For the time being, however, here I am.  I’m playing the few select games I have cash to spend for.  I’m playing some of them on a 360 that my AMAZING former Best Buy coworkers in Chicago bought for me, and others on a PS3 I got on Metal Gear 4′s midnight launch (which has since yellow lighted, and been replaced thanks to Best Buy’s Black Tie Protection, minus all my saves), and a few on the Wii I bought on launch day.  I listen to Beyond, Scoop, and Knockin’ boots every week (Knockin’ boots is the new Love-line), and Voice Chat on occasion (Matt and Bozon are still that podcast to me, and I can’t get around that, sorry Craig and koopa-lings).

In terms of my gaming background, my first gaming memory is playing “alpiner” on a TI-99 back in the Early 90′s on vacation in Duluth MN.  I then played “Sopwith” on my Dad’s PC in 1986ish (I’m 29), and soon graduated to an NES, complete with Power-Pad.  I was instantly hooked as a Nintendo Fanboy.  I stayed loyal all the way through the GameCube years (RE4, Metroid Prime, and Rouge Squadron were AMAZING), and it was only in 2005 when I finally got a non-nintendo system, the PS2.  I got it for DDR, and stayed for the GT4, Burnout, and Guitar Hero.  As I said, I now am lucky enough to have all three major systems, along with a DS and a PSP (2000).  Metal Gear, inFamous, Uncharted, LBP, Mass Effect, Red Dead, Zelda, Endless Ocean, and No More Heros are my favorite franchises from this generation.

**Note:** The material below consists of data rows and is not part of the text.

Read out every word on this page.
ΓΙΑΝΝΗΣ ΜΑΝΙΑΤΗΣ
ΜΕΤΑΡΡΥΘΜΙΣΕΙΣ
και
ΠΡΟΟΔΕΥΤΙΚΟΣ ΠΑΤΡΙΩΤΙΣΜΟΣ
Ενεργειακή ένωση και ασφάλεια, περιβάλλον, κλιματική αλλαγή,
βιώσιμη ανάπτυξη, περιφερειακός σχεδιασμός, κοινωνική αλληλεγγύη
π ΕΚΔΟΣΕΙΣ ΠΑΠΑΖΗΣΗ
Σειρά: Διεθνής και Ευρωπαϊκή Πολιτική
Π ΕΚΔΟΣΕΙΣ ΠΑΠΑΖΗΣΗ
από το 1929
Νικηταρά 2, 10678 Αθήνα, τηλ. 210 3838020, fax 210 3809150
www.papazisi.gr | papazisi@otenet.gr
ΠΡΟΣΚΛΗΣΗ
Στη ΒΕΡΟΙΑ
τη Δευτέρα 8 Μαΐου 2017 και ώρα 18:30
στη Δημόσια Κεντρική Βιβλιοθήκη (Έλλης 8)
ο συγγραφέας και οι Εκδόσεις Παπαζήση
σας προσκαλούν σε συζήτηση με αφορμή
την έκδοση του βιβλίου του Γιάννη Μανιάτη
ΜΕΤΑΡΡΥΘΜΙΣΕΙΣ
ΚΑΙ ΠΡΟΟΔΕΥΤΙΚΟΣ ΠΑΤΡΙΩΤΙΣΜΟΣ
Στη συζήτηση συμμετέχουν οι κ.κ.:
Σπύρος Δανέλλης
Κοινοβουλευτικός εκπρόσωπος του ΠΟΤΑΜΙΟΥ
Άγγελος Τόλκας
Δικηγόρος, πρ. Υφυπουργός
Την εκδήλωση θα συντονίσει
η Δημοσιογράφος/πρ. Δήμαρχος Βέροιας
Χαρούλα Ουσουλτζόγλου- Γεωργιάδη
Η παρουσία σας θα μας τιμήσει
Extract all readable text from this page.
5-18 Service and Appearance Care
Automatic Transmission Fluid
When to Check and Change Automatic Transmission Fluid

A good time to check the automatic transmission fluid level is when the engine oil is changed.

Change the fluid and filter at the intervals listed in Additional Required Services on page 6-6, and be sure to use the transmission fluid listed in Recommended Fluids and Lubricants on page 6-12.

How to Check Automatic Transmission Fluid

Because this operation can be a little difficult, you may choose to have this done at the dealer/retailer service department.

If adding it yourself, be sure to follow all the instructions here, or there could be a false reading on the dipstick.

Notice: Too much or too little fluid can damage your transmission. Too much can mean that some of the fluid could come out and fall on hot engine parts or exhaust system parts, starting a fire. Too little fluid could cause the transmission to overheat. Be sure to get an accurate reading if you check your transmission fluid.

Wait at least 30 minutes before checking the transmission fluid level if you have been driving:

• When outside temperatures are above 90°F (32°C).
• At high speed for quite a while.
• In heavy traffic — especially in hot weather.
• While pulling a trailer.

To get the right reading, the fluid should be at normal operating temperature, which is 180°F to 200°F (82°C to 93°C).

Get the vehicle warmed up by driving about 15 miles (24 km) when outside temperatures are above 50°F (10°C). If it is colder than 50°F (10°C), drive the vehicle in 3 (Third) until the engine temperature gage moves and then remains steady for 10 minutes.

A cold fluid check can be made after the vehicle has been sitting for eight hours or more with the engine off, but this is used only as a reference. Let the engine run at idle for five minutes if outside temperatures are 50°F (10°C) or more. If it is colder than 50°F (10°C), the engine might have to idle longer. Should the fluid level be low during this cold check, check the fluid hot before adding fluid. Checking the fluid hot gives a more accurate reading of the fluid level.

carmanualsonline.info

In the morning I have to learn another 100 pages of Rhino, and tweak fonts on my resume (welcome to the life of a designer who is under-employed), and my martini buzz is wearing off, so I’ll leave this post at that. Hopefully you will see more of me, and with better news on the employment front soon.  Until then, take the time to sit and listen to some good music.  Seriously. Find some good headphones (throw the earbuds away, your Mom and Dad might have some decent stuff), put on a good CD (MP3′s sound flat and bassy), I recommend Feel Good Ghosts by Cloud Cult, or Eraser by Thom York,  and just LISTEN.  Sit in a comfortable chair, put your phone down, and enjoy the music for what it is.  An experience.







An Introduction…

8 06 2009

As a quick introduction, my name is Frank.  I’m all-but-thesis for my Masters of Landscape Architecture from UMass-Amherst (I defend September 14th).  Along with loving design, I am a huge techie.  This blog will have posts about everything from critiques of Landscape Architecture projects, to reviews of games, to my thoughts on the newest gadgets (I NEED the new Pre to come to Verizon NOW by the way.)

I will post many more things in the near future, and hope to hear from you soon!  I really do appreciate an open dialog, so If you disagree with an opinion I have, or have some criticism of a rendering technique I’m trying out, please, let me know.